There are no workarounds that fully mitigate this vulnerability. Cisco’s security advisory should be consulted for any interim mitigation guidance, but applying the software fix is the only definitive resolution. Reducing exposure by restricting network access to the SD-WAN Manager web interface is a compensating control, not a substitute for patching.
Recommendations
- Patch immediately — this is an emergency. CISA KEV designation plus active zero-day exploitation means every hour of delay increases your exposure. Federal agencies have until June 29, 2026; all other organisations should treat this deadline as equally urgent. Apply the Cisco patch now.
- Conduct a compromise assessment. Do not assume your SD-WAN Manager was not targeted simply because you are unaware of an incident. Conduct an immediate compromise assessment on all SD-WAN Manager appliances, focusing on: filesystem integrity (unexpected files in system directories), configuration drift (changes not attributable to authorised change windows), user account review (new or modified accounts), SSH key inventory, and scheduled tasks (cron, systemd timers).
- Review SD-WAN Manager access controls. This vulnerability requires authentication. Reduce the attack surface by: enforcing multi-factor authentication (MFA) for all SD-WAN Manager access, restricting management access to a dedicated out-of-band management network with jump hosts, disabling default or shared accounts, implementing strict role-based access control with least privilege, and auditing all active user accounts and API tokens.
- Audit managed edge device configurations. If your SD-WAN Manager may have been compromised, review the running configuration of all managed cEdge/vEdge routers for unauthorised changes. A compromised Manager can push malicious configurations, including backdoor VPN tunnels, modified firewall rules, or altered routing policies to any edge device under management.
- Harden the SD-WAN management plane. Beyond patching, implement defence-in-depth for the SD-WAN Manager: deploy it behind a firewall with strict inbound rules, use a dedicated management VRF or management interface, implement network-level monitoring for unusual connections to and from the Manager, and ensure logging is enabled and forwarded to a central SIEM.
- Rotate credentials. If compromise cannot be ruled out, rotate all credentials accessible from or stored on the SD-WAN Manager: administrator passwords, API tokens, SSH keys, SNMP community strings, and any secrets used for overlay network authentication (IPsec pre-shared keys, TLS certificates).
- Investigate across the Cisco SD-WAN estate. Given this is the second Cisco SD-WAN KEV this month, threat actors are clearly focused on this product. Review all Cisco SD-WAN components (Manager, Controller, Validator, and edge devices) for indicators of compromise and ensure all are running current, patched software.

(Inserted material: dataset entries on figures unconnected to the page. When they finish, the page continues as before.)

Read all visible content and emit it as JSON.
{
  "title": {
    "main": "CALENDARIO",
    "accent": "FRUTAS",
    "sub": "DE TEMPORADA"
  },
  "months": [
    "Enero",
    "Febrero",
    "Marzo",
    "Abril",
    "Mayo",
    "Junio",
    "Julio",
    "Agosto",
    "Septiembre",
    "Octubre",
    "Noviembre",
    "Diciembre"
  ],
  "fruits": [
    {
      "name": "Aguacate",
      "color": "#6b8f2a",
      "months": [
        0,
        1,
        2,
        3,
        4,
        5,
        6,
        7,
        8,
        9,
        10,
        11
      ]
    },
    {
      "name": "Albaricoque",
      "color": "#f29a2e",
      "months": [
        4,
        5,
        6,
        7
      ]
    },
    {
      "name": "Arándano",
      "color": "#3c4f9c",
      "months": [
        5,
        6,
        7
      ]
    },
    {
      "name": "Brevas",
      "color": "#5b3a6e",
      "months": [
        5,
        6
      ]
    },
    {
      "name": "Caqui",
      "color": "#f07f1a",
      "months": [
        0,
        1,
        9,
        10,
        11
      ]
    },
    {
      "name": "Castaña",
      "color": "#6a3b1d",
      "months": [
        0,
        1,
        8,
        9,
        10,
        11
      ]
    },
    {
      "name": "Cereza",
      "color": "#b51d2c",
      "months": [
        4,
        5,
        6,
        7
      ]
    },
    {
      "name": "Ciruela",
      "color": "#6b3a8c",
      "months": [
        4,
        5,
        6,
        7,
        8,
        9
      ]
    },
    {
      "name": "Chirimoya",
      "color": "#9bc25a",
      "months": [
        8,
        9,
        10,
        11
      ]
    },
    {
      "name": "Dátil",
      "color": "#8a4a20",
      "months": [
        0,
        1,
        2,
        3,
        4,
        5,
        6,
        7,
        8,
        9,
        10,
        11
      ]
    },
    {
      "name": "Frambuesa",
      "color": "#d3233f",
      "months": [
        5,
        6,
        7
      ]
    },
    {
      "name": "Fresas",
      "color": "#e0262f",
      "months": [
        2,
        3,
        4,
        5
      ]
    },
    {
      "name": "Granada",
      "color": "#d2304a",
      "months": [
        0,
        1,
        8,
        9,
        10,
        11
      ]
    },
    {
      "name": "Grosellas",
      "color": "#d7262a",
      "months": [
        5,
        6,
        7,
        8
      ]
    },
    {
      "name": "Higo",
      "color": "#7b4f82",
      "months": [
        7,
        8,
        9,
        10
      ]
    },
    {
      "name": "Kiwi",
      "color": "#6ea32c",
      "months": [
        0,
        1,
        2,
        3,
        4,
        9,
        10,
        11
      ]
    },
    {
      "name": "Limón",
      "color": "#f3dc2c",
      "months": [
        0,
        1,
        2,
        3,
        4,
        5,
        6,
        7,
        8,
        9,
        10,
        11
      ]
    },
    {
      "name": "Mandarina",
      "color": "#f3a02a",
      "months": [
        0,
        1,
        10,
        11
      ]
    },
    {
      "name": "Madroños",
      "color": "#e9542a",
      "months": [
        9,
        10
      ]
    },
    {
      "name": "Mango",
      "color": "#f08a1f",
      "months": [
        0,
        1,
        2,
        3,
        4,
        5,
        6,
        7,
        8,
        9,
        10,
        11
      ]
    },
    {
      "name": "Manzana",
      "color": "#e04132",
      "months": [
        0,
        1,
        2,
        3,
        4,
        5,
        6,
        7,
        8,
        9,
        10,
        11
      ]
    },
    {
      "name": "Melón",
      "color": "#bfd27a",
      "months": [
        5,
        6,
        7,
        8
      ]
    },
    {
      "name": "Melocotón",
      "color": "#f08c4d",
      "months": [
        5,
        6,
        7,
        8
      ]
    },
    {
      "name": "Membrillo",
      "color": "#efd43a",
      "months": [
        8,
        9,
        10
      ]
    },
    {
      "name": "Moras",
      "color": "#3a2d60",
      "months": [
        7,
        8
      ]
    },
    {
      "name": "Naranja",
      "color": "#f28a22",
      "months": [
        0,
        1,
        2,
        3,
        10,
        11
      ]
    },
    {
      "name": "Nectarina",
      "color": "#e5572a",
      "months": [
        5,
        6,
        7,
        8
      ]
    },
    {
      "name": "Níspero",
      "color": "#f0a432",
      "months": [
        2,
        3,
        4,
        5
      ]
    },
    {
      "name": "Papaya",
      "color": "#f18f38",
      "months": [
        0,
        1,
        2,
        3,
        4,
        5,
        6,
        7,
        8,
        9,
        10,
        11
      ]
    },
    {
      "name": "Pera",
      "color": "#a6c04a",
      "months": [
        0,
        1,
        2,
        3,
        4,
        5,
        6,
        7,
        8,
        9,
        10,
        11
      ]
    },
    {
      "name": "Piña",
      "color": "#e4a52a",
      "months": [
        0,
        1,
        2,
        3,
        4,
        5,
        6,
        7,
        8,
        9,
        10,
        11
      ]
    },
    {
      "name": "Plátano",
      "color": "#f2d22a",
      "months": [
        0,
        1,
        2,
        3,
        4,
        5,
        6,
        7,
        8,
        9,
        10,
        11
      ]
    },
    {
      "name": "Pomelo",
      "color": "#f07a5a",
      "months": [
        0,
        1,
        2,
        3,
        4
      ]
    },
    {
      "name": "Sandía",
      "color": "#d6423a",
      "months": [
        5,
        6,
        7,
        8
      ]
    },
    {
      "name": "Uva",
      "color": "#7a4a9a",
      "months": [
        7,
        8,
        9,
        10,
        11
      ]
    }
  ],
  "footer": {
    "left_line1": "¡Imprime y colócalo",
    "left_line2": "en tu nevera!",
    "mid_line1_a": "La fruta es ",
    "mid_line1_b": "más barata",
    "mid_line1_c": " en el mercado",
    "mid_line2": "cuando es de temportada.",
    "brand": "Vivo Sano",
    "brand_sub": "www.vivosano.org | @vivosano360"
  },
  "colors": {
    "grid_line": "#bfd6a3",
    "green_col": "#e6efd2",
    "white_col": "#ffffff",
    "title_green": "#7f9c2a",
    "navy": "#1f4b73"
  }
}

- Monitor Cisco’s security advisory page. The clustering of KEV entries for Cisco SD-WAN suggests further advisories may follow. Subscribe to Cisco’s security notification service and monitor for additional CVEs affecting the SD-WAN product line.
References
- CISA Known Exploited Vulnerabilities (KEV) Catalog
- CISA Binding Operational Directive (BOD) 22-01
- Cisco Security Advisories
- NVD: CVE-2026-20262
- CWE-22: Path Traversal
Disclaimer: This information is provided for educational and defensive purposes only. CVE details, KEV status, and exploitation assessments are based on publicly available information at the time of writing. Always verify details against official CISA KEV listings, Cisco Security Advisories, and NVD entries before taking action in production environments. SD-WAN infrastructure requires careful change management — coordinate patching with your network operations and security teams.